Diserahkan ke Kejari PPU, Eks Direktur dan Kabag Keuangan Perumda Benuo Taka Dilaporkan Terlibat Korupsi Rp2,3 Miliar

by -201 Views

PENAJAM – Mantan Direktur Perusahaan Umum Daerah (Perumda) Benuo Taka, berinisial HY, dan mantan Kepala Bagian Keuangan, KA, resmi diserahkan ke Kejaksaan Negeri (Kejari) Penajam Paser Utara (PPU), Kalimantan Timur, Jumat, 6 September 2024.

Keduanya diduga terlibat dalam tindak pidana korupsi terkait penggelapan dana retribusi Pelabuhan Benuo Taka dengan total kerugian negara mencapai Rp2,3 miliar selama periode 2021–2022.

Faisal Arifudin, Kepala Kejari PPU, dalam keterangannya menyatakan bahwa kasus korupsi ini telah memasuki tahap dua, di mana tanggung jawab atas tersangka dan barang bukti telah diserahkan ke Jaksa Penuntut Umum (JPU) untuk proses hukum lebih lanjut.

“Kasus ini sudah siap untuk masuk ke pengadilan setelah berkas dinyatakan lengkap secara formil dan materil,” ujar Faisal.

Kasus korupsi ini berawal dari pengelolaan Pelabuhan Buluminung oleh Perumda Benuo Taka sejak Juni 2021. Namun, penarikan dana retribusi yang dilakukan oleh HY dan KA tidak dapat dipertanggungjawabkan, sehingga menyebabkan kerugian negara.
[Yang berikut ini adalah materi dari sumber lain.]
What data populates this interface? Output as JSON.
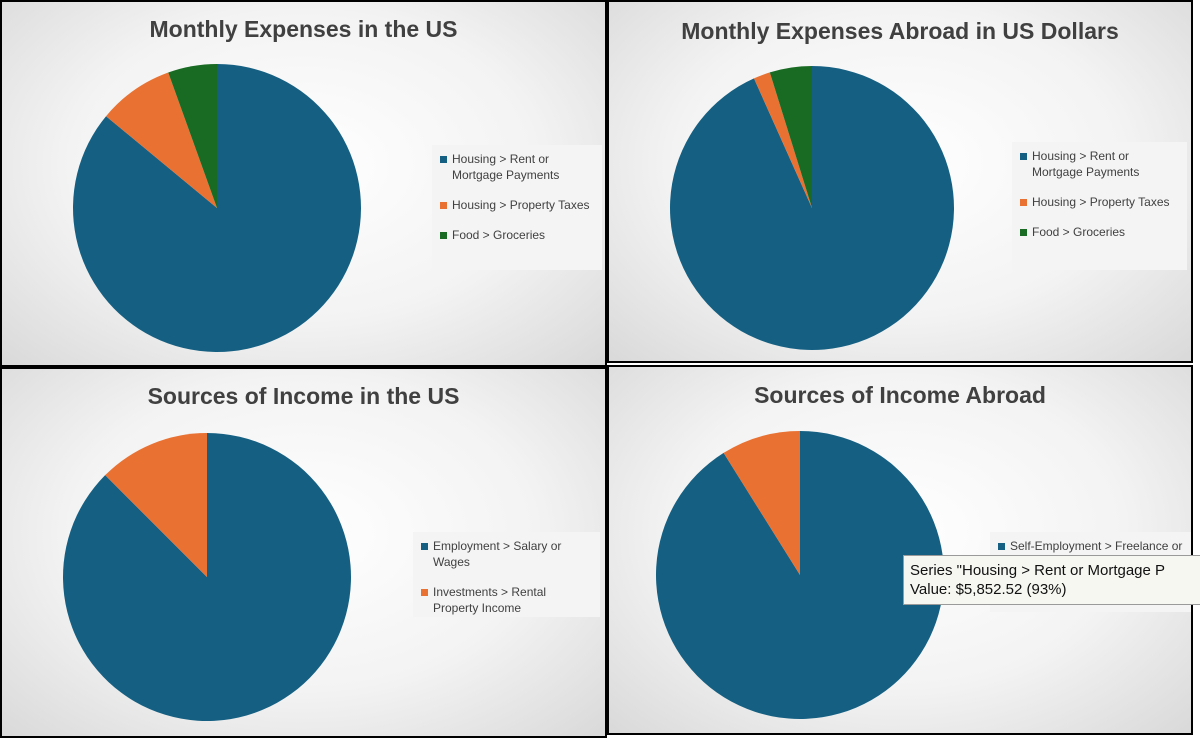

Berdasarkan penyelidikan, dana tersebut digunakan untuk kepentingan pribadi, tidak sesuai dengan rencana kerja perusahaan.

“Modus operandi mereka adalah menggunakan dana retribusi untuk kepentingan pribadi tanpa rencana bisnis yang jelas, sehingga negara dirugikan sebesar Rp2,3 miliar lebih,” tegas Kajari.
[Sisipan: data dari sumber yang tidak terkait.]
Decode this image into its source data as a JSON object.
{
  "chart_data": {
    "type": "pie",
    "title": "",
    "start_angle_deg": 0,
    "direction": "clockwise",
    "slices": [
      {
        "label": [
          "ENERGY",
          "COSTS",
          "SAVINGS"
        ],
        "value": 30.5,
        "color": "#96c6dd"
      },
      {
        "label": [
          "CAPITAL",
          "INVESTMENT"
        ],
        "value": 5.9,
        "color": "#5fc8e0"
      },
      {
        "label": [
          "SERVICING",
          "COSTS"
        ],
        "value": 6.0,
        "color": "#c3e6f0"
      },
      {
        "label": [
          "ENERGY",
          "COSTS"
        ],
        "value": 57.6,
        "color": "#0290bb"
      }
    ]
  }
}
Dalam perkembangan terbaru, pihak Kejari PPU telah menerima titipan uang pengganti kerugian negara dari tersangka HY melalui keluarganya. Uang sebesar Rp1 miliar lebih tersebut telah disetorkan ke Rekening Pemerintah Lainnya (RPL) di Bank Mandiri Cabang Penajam, Kamis (5/9/2024).

“Ini adalah bagian dari upaya pengembalian kerugian negara. Kami akan terus memproses kasus ini hingga tuntas,” ujar Faisal.

Fakta mengejutkan lainnya, HY dan KA ternyata adalah residivis kasus korupsi yang pernah terlibat dalam penggelapan penyertaan modal Perumda Benuo Taka pada 2019–2021 yang merugikan negara sebesar Rp14,4 miliar.

Kasus tersebut sebelumnya ditangani oleh Komisi Pemberantasan Korupsi (KPK) pada tahun 2023. Saat ini, kedua tersangka telah diserahkan ke Rumah Tahanan (Rutan) Kelas I Samarinda pada 27 Agustus 2024 dalam keadaan sehat jasmani dan rohani.

Mereka akan menghadapi proses persidangan atas tuduhan pelanggaran Pasal 2 ayat (1) jo Pasal 18 ayat (1), (2), dan (3) UU No. 31 Tahun 1999 tentang Pemberantasan Tindak Pidana Korupsi yang telah diubah dengan UU No. 20 Tahun 2001. (*)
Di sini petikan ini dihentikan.